Top Trading Partners
| Rank | Country | Relationship | Key Products |
|---|---|---|---|
| 1 | China | Export + Import | Crude oil exports; machinery, consumer goods imports |
| 2 | India | Export | Crude oil |
| 3 | USA | Export + Import | Crude oil exports; oil equipment imports |
| 4 | Portugal | Import | Food, beverages, construction materials |
| 5 | South Korea | Export | Crude oil, LNG |
| 6 | Brazil | Import | Food (poultry, sugar), industrial goods |
| 7 | South Africa | Import | Consumer goods, food, machinery |
China: The Dominant Partner
China’s relationship with Angola extends far beyond trade into debt, infrastructure, and strategic influence:
- Export destination: China absorbs approximately 60% of Angola’s crude oil exports, making it by far the largest single buyer. This concentration creates dependency risk – a shift in Chinese demand or sourcing strategy could significantly impact Angola’s oil revenue
- Import source: China supplies 20-25% of Angola’s imports, primarily machinery, electronics, and consumer goods
- Trade balance: Angola typically runs a trade surplus with China due to the high value of crude oil exports relative to manufactured goods imports
- Infrastructure linkage: Chinese imports of construction equipment and materials are often tied to Chinese-financed infrastructure projects, creating a circular trade-investment-debt relationship
- Currency arrangements: Bilateral trade settlement mechanisms reduce USD intermediation costs but deepen economic integration
India
India is Angola’s second-largest export market, driven entirely by crude oil demand from Indian refiners. The relationship is commercially straightforward – Angola provides crude grades suited to Indian refinery configurations, and India provides a diversification outlet from China dependency. India’s oil import demand is expected to grow as the country’s economy expands, potentially strengthening this trade corridor.
United States
The US was historically a major destination for Angolan crude, but the shale revolution has dramatically reduced American demand for African oil. The relationship has shifted toward:
- Declining crude export volumes
- Growing US exports of oil field services and equipment
- IOC operations (Chevron, ExxonMobil) creating a corporate rather than commodity trade linkage
- Diplomatic and AGOA (African Growth and Opportunity Act) trade preference framework
Portugal
Portugal’s trade relationship with Angola is rooted in colonial history and shared language. Portugal is a significant import source for food products, beverages, and construction materials, while also serving as a gateway for Angolan investment into Europe. The economic relationship extends to:
- Banking sector linkages (Portuguese banks operating in Angola)
- Diaspora remittance flows
- Tourism and education services
Regional Trade
Angola’s trade with African neighbors is limited relative to its potential, constrained by poor cross-border infrastructure, non-complementary export profiles (neighboring countries cannot absorb crude oil at scale), and limited regional integration:
- DRC: Growing border trade, primarily informal, in food and consumer goods
- Namibia: Modest trade linkage, potential for energy cooperation
- South Africa: One-directional import relationship (South Africa exports to Angola)

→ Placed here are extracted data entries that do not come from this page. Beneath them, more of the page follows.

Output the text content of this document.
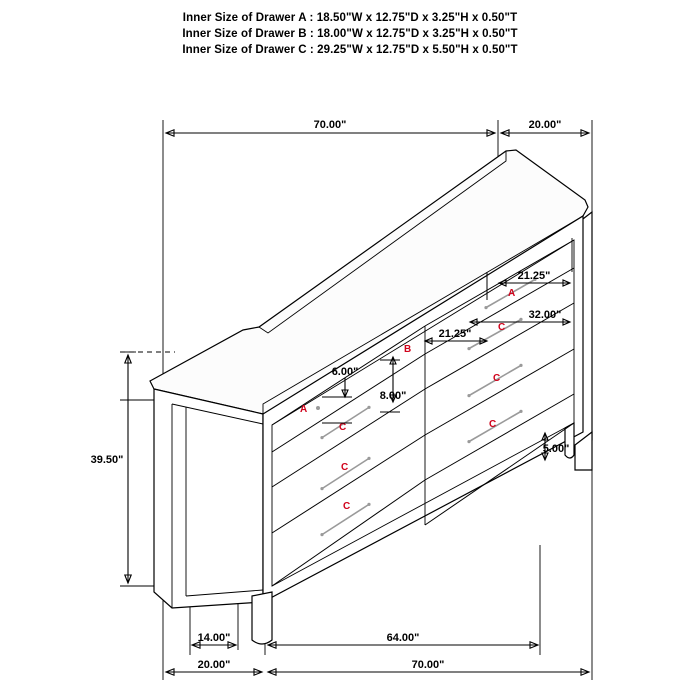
Inner Size of Drawer A : 18.50"W x 12.75"D x 3.25"H x 0.50"T
Inner Size of Drawer B : 18.00"W x 12.75"D x 3.25"H x 0.50"T
Inner Size of Drawer C : 29.25"W x 12.75"D x 5.50"H x 0.50"T
70.00"	20.00"
A
A
B
C
C
C
C
C
C
21.25"
32.00"
21.25"
6.00"
8.00"
5.00"
39.50"
14.00"	64.00"
20.00"	70.00"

- SADC membership: Angola is a member of the Southern African Development Community but intra-SADC trade remains minimal as a share of total
Trade Balance Dynamics
Angola consistently runs an overall trade surplus, driven by the value of crude oil exports. However, this surplus masks the structural deficit in non-oil trade:
- Overall trade balance: Surplus of $5-10B annually (oil-driven)

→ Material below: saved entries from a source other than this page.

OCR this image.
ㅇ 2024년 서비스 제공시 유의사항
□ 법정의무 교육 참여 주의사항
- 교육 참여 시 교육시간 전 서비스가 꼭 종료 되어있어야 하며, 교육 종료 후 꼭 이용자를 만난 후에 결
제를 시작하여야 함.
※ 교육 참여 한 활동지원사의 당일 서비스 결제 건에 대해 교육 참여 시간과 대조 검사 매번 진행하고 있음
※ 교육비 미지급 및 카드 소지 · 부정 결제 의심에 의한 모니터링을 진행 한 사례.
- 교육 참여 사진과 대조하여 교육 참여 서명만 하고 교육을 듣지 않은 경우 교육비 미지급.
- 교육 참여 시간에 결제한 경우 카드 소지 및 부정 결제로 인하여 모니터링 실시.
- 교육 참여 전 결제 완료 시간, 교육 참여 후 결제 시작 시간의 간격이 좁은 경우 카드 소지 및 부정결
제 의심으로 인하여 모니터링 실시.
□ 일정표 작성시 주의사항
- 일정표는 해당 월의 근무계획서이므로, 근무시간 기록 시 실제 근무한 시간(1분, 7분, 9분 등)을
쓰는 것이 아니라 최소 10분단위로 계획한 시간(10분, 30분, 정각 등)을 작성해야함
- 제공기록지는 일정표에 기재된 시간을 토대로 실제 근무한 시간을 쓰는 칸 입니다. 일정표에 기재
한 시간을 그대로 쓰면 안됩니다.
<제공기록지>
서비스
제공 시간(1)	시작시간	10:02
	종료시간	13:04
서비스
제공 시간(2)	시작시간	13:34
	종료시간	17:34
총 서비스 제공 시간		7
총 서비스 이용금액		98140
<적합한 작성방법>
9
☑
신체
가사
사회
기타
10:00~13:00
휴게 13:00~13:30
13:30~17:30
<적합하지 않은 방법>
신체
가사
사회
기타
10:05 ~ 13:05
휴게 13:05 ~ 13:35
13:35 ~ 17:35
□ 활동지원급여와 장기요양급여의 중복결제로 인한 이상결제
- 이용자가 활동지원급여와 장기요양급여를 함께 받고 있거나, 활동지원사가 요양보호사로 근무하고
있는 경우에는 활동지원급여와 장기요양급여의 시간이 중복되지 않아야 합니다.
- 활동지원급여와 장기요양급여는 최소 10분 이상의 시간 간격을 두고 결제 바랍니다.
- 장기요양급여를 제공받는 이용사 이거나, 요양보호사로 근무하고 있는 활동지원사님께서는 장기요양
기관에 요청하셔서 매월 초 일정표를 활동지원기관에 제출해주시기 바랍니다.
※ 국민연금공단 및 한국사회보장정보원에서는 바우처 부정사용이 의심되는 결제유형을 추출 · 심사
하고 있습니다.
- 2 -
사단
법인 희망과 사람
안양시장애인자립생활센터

- Non-oil trade balance: Deep deficit, reflecting near-total import dependency for food and manufactured goods
- FX implications: The trade surplus provides the USD inflows that sustain FX reserves ($15.3B) and fund the BNA’s FX auctions
Outlook
Trade partner diversification is linked directly to export diversification – as long as crude oil dominates exports, China and India will dominate the partner profile. Emerging opportunities include LNG exports to European and Asian markets, diamond marketing channel diversification, and gradual development of regional trade in agricultural and manufactured goods under the diversification agenda.